Boeing CEO’s penchant for cost-cutting doesn’t apply to his trips on the company jet
New York (CNN) — When it comes to building planes, Boeing CEO Dave Calhoun is all about streamlining costs. An accountant by training, Calhoun has prioritized fiscal discipline over his four years at the helm, tightening the belt to free up cash flow and put the company on better financial footing.
But when it comes to living the CEO lifestyle, that thriftiness goes right out the window.
See here: Boeing reported in a regulatory filing that four top executives, including Calhoun, got an extra half-million dollars worth of personal private jet travel on the company’s dime that had previously been improperly recorded as business travel, my colleague Chris Isidore writes.
That oopsie was discovered in an internal review, which was prompted by a Wall Street Journal investigation last year into Boeing executives’ private jet travel, the paper reported Thursday.
To be clear: Boeing requires Calhoun, who is stepping down later this year, to use its private jets for business and personal travel for security reasons. And that’s pretty standard.
If he’s flying from the company’s headquarters in Arlington, Virginia, to its production facility outside Seattle, that’s generally considered a perk of the job. But when a CEO uses the company jet for a family vacation, that usually counts as taxable income.
The IRS is a stickler about these things, and it recently announced it would be cracking down on executives who have been illegally writing off personal trips as business expenses. There is no evidence anyone from Boeing was doing that, but the crackdown signals that it’s happening with some regularity in Corporate America.
Over the last three years, Calhoun racked up $979,000 in personal air travel, according to the company. Boeing did not have any comment beyond the information in the filing.
Why it matters
In all the chatter about Boeing’s disastrous start to 2024, we’ve barely had time to talk about the crisis looming on the horizon: a potential strike by its largest labor union.
A 10-year contract covering 30,000 Seattle-area machinists expires September 12. Negotiations started last month — delayed to give the company some slack while dealing with multiple federal probes into the January 5 door-plug blowout.

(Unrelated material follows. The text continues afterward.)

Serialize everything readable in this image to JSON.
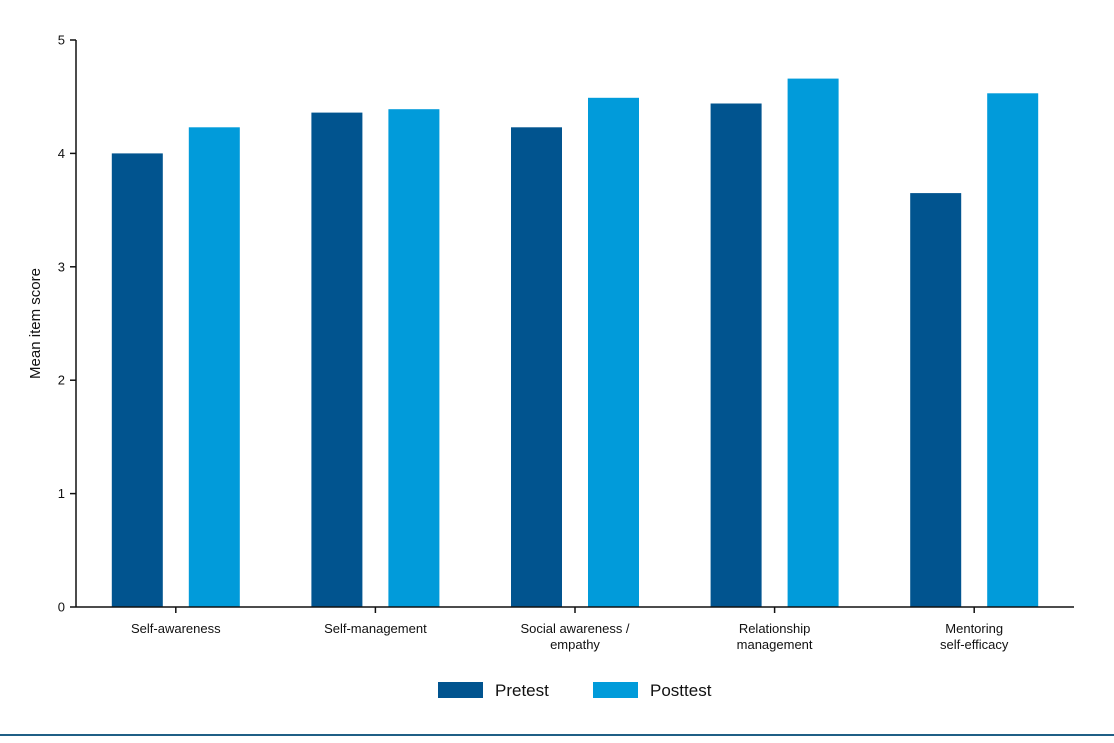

The machinists are seeking a 40% pay bump over three years and a seat on the board of directors.
It’s going to be pretty awkward for Boeing leadership to try to nickel and dime the people who build the planes while lavishing Calhoun with a nearly $33 million payday last year (a 45% bump from 2022), and teeing up his $45 million retirement package, and batting down questions about the boss bouncing between his two homes, neither of which are located near the company’s headquarters.
“With what’s going on these days, we are oftentimes the last line of defense, and we have to save this company from itself,” the union’s president, Jon Holden, told the FT last week.